Friday, April 26, 2002

Friday I'm in love has to be one of the best songs known to man. It may even be my favorite cure song, although it's got stiff competition, especially in that remix of close to me on the "mixed up" album.

I got up early for work today, so I can leave early and drive down to chicago for the Stevenson's Toss Up juggling festival. I'm pretty excited, because I hear they have a great space, and there will be lots of people. Plus, I have this new weirdo haircut that I want to show off.

I have had many comments on the new haircut this morning... I've had two people say it looks like I'm wearing some kind of helmet, (including a very blurry-eyed Laura this morning), but my favorite was from Alex, (a designer here at work) who said it looks "evil".

Thursday, April 25, 2002

Greg Bear's latest novel, Vitals, was a very well written pile of steaming shit.

I was extremely disappointed in this novel. X-files syndrome galore. No plot tie-ups, no ending really to speak of, this thing sucked ass. It was far too possible and plausible and yet stupidly, inanely, without conclusion, without coherence. Maybe I should explain a bit. I hate half-cocked science fiction. It's a fine line really, but one that I think bares flushing-out (pardon my pun).

I love certain kinds of surrealist writing. And I (obviously) love science fiction. But there is an area where they should never meet. If you're writing what is obviously intended to be swallowed as a "hard science" science fiction novel, damnit, you better fucking have it all make sense at the end!

Don't get me wrong. This novel was written well. It's internally consistent. I'm not going to be looking for holes in the logic any time soon. What bugs me is that, at the end of the novel, we still don't know who dun it. In fact, we're scratching our heads as to who are the "who" candidates.

The first half, and yes, admittedly, toward the end, the narrative was compelling as hell. I kept turning the pages--completely unsuspecting--and after the climax, I raised my eyebrows... a timeline. A mother-fucking time line right there at the end of the book. I kept reading, waiting for a punch line. It never dropped, the other shoe is still out there floating in space.
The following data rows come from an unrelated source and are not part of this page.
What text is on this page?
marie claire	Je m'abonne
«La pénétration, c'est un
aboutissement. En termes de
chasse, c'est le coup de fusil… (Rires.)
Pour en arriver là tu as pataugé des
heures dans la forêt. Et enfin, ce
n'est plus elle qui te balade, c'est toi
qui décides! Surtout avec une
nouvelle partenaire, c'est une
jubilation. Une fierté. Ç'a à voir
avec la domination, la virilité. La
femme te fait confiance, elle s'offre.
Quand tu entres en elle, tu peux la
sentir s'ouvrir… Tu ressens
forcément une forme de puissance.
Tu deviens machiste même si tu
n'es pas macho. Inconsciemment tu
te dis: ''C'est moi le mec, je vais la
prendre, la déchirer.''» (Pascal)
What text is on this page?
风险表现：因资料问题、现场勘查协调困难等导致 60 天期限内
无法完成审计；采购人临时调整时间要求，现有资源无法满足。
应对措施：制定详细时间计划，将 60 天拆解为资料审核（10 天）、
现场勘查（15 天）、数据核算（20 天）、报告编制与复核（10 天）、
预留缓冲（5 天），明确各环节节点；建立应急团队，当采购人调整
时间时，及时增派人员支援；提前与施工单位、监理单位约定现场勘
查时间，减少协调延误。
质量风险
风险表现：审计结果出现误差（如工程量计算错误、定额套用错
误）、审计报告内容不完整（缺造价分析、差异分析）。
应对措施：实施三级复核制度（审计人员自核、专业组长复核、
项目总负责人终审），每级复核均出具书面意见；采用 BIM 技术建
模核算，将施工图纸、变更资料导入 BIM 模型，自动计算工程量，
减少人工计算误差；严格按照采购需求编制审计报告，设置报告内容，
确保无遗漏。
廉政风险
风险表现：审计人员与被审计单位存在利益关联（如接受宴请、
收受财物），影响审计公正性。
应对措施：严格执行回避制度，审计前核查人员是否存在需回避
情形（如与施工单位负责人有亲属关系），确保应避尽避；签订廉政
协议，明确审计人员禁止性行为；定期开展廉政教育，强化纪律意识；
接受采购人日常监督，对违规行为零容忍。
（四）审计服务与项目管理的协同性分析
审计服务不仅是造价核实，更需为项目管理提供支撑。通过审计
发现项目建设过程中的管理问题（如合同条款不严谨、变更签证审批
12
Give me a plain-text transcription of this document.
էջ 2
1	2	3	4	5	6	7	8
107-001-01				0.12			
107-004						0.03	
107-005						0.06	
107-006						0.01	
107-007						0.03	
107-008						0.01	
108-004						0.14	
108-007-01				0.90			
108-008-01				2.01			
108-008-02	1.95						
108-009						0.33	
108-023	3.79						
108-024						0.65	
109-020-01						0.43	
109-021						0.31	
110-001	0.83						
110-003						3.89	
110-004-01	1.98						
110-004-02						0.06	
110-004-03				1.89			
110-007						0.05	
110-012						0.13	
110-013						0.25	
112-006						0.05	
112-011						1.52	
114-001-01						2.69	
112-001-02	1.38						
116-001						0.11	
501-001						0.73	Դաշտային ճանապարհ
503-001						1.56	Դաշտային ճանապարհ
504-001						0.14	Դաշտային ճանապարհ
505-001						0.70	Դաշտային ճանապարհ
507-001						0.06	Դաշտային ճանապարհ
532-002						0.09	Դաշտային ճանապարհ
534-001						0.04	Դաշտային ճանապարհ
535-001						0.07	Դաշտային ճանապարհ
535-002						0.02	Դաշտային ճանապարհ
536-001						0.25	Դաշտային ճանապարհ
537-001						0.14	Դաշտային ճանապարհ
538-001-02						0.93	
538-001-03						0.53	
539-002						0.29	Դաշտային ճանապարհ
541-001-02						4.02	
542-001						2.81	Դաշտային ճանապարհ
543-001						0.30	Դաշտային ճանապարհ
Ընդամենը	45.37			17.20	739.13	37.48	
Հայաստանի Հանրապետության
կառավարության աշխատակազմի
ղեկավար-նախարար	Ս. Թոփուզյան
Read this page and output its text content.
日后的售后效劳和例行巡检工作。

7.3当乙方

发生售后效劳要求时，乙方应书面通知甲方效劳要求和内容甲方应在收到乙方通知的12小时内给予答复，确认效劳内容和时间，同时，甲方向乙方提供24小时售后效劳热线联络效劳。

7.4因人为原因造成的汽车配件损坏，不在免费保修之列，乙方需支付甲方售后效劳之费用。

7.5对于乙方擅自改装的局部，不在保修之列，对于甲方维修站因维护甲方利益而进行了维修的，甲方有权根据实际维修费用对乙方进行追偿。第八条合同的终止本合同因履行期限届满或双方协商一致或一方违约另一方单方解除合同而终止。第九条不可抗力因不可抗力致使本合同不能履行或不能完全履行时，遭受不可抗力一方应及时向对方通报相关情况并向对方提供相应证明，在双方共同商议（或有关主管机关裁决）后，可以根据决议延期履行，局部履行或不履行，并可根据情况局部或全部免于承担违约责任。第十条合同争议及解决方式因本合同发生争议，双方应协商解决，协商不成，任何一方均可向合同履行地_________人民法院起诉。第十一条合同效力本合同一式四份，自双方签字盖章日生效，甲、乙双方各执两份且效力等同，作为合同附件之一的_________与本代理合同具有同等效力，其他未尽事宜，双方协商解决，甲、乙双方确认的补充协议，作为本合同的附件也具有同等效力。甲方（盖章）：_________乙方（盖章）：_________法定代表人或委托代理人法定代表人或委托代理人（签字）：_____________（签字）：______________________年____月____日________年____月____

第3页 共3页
One of two things is at fault here: pretentious writing, or lazy writing. Greg Bear could have really nailed it with this novel if you ask me, but he fucked it up good.

Tuesday, April 23, 2002

I've decided I don't use enough fucking descriptive terms in my god-damned blog.

I guess there's nothing for it but to celebrate the robots, robots who are "idealized post-modern savages".

=====
Ode to Fighting Robots

silver-fist, babelfish
low-to-the-ground--vaccumed to the wall--
full of flame-throwers and bandsaws...

spin like flin, an angry din
axes and sharp sticks.
Robots making robot toothpicks.

Majesty of microcircuitry.
Radio-controlled Andy Warhol waltzing on tripwire
white iron and ornery LED conspire

Still life in electro-strife--
an onlooker's geek rush and tussle
breed of new athlete's mind-muscle

dissatisfaction, stirs within
our saucer-shaped metal-killing-coaster.
If circuitry got sympathy, it would have been a toaster.
=====

God it's horrible. I'm like some kind of abomination.

Monday, April 22, 2002

Mondays are a bitch. Especially mondays that follow fairly satisfying vacations where you visit your girlfriend's sister, and find out how much cheaper housing is in the middle of nowhere, and finish your book, and start another really excelent book by Greg Bear, and watch that new cohen brothers movie, and go see a nice museum, and dance on the heads of needles wearing winged sandals and halos and togas all the while singing about lolipops and choochoo trains...

Yeah, so I guess that last didn't happen. But mondays are still a bitch.